Diagnosis of response and non-response to dry eye treatment using infrared thermography images
NASA Astrophysics Data System (ADS)
Acharya, U. Rajendra; Tan, Jen Hong; Vidya, S.; Yeo, Sharon; Too, Cheah Loon; Lim, Wei Jie Eugene; Chua, Kuang Chua; Tong, Louis
2014-11-01
The dry eye treatment outcome depends on the assessment of clinical relevance of the treatment effect. The potential approach to assess the clinical relevance of the treatment is to identify the symptoms responders and non-responders to the given treatments using the responder analysis. In our work, we have performed the responder analysis to assess the clinical relevance effect of the dry eye treatments namely, hot towel, EyeGiene®, and Blephasteam® twice daily and 12 min session of Lipiflow®. Thermography is performed at week 0 (baseline), at weeks 4 and 12 after treatment. The clinical parameters such as, change in the clinical irritations scores, tear break up time (TBUT), corneal staining and Schirmer's symptoms tests values are used to obtain the responders and non-responders groups. We have obtained the infrared thermography images of dry eye symptoms responders and non-responders to the three types of warming treatments. The energy, kurtosis, skewness, mean, standard deviation, and various entropies namely Shannon, Renyi and Kapoor are extracted from responders and non-responders thermograms.
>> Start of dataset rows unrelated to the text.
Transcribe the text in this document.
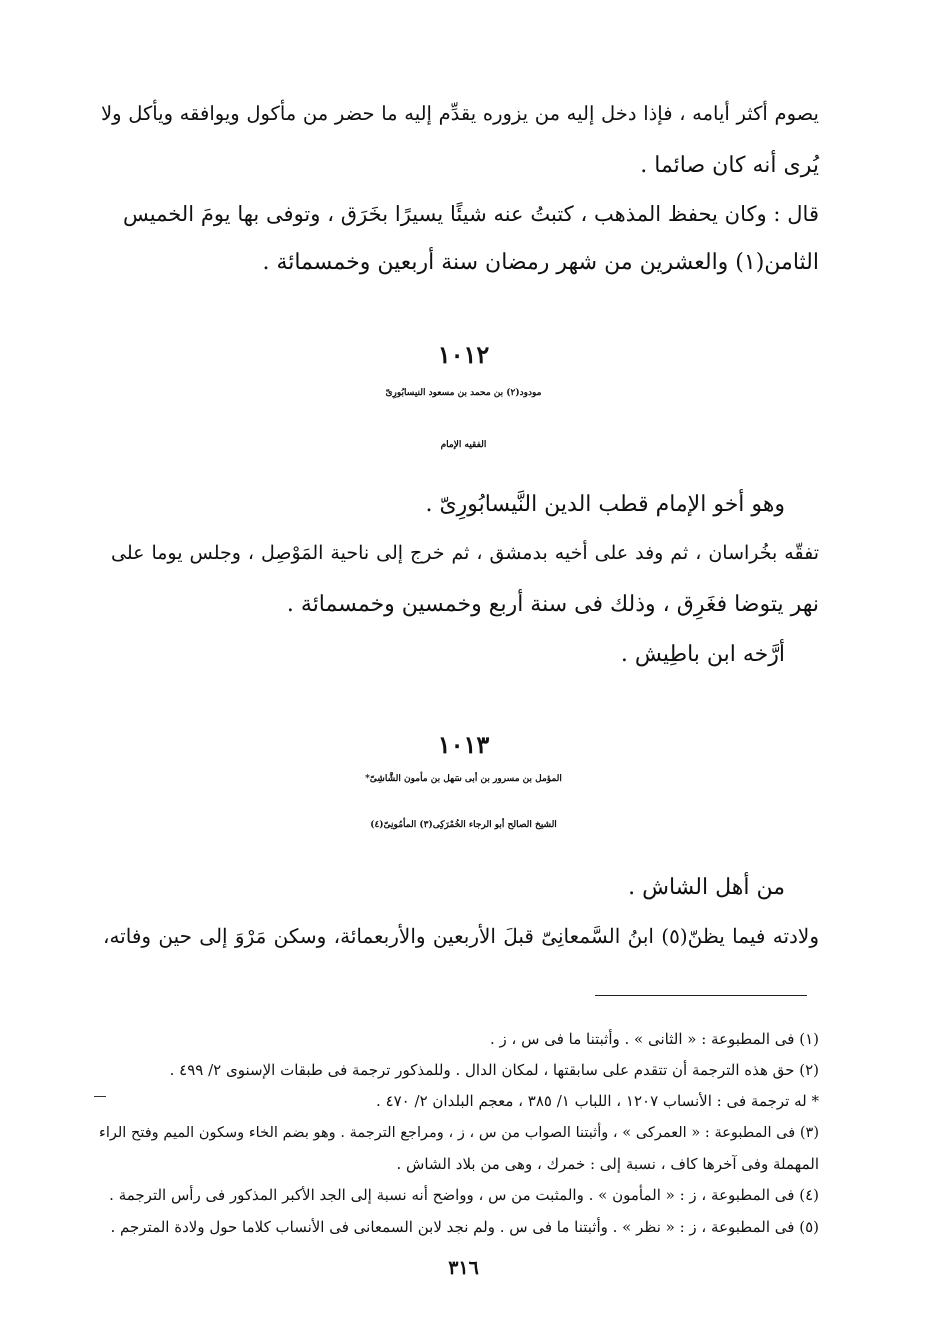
يصوم أكثر أيامه ، فإذا دخل إليه من يزوره يقدِّم إليه ما حضر من مأكول ويوافقه ويأكل ولا
يُرى أنه كان صائما .
قال : وكان يحفظ المذهب ، كتبتُ عنه شيئًا يسيرًا بخَرَق ، وتوفى بها يومَ الخميس
الثامن(١) والعشرين من شهر رمضان سنة أربعين وخمسمائة .
١٠١٢
مودود(٢) بن محمد بن مسعود النيسابُورِىّ
الفقيه الإمام
وهو أخو الإمام قطب الدين النَّيسابُورِىّ .
تفقّه بخُراسان ، ثم وفد على أخيه بدمشق ، ثم خرج إلى ناحية المَوْصِل ، وجلس يوما على
نهر يتوضا فغَرِق ، وذلك فى سنة أربع وخمسين وخمسمائة .
أرَّخه ابن باطِيش .
١٠١٣
المؤمل بن مسرور بن أبى سَهل بن مأمون الشَّاشِىّ*
الشيخ الصالح أبو الرجاء الخُمْرَكِى(٣) المأمُونِىّ(٤)
من أهل الشاش .
ولادته فيما يظنّ(٥) ابنُ السَّمعانِىّ قبلَ الأربعين والأربعمائة، وسكن مَرْوَ إلى حين وفاته،
(١) فى المطبوعة : « الثانى » . وأثبتنا ما فى س ، ز .
(٢) حق هذه الترجمة أن تتقدم على سابقتها ، لمكان الدال . وللمذكور ترجمة فى طبقات الإسنوى ٢/ ٤٩٩ .
* له ترجمة فى : الأنساب ١٢٠٧ ، اللباب ١/ ٣٨٥ ، معجم البلدان ٢/ ٤٧٠ .
(٣) فى المطبوعة : « العمركى » ، وأثبتنا الصواب من س ، ز ، ومراجع الترجمة . وهو بضم الخاء وسكون الميم وفتح الراء
المهملة وفى آخرها كاف ، نسبة إلى : خمرك ، وهى من بلاد الشاش .
(٤) فى المطبوعة ، ز : « المأمون » . والمثبت من س ، وواضح أنه نسبة إلى الجد الأكبر المذكور فى رأس الترجمة .
(٥) فى المطبوعة ، ز : « نظر » . وأثبتنا ما فى س . ولم نجد لابن السمعانى فى الأنساب كلاما حول ولادة المترجم .
٣١٦
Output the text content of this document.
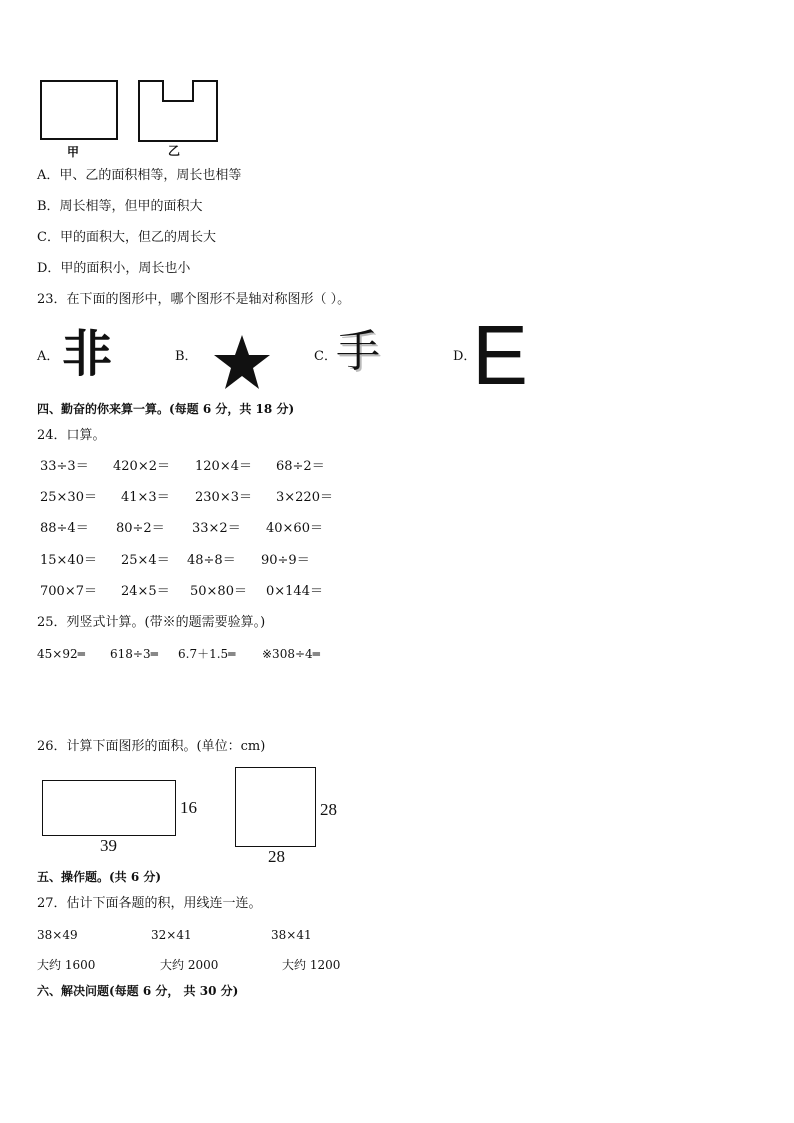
甲	乙
A．甲、乙的面积相等，周长也相等
B．周长相等，但甲的面积大
C．甲的面积大，但乙的周长大
D．甲的面积小，周长也小
23．在下面的图形中，哪个图形不是轴对称图形（ ）。
A． 非	B．	C． 手	D．
E
四、勤奋的你来算一算。(每题 6 分，共 18 分)
24．口算。
33÷3＝ 420×2＝ 120×4＝ 68÷2＝
25×30＝ 41×3＝ 230×3＝ 3×220＝
88÷4＝ 80÷2＝ 33×2＝ 40×60＝
15×40＝ 25×4＝ 48÷8＝ 90÷9＝
700×7＝ 24×5＝ 50×80＝ 0×144＝
25．列竖式计算。(带※的题需要验算。)
45×92═ 618÷3═ 6.7＋1.5═ ※308÷4═
26．计算下面图形的面积。(单位：cm)
16
39
28
28
五、操作题。(共 6 分)
27．估计下面各题的积，用线连一连。
38×49	32×41	38×41
大约 1600	大约 2000	大约 1200
六、解决问题(每题 6 分， 共 30 分)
The extracted features are ranked based on t-values. These ranked features are fed to the various classifiers to get the highest performance using minimum features. We have used decision tree (DT), K nearest neighbour (KNN), Naves Bayesian (NB) and support vector machine (SVM) to classify the features into responder and non-responder classes. We have obtained an average accuracy of 99.88%, sensitivity of 99.7% and specificity of 100% using KNN classifier using ten-fold cross validation.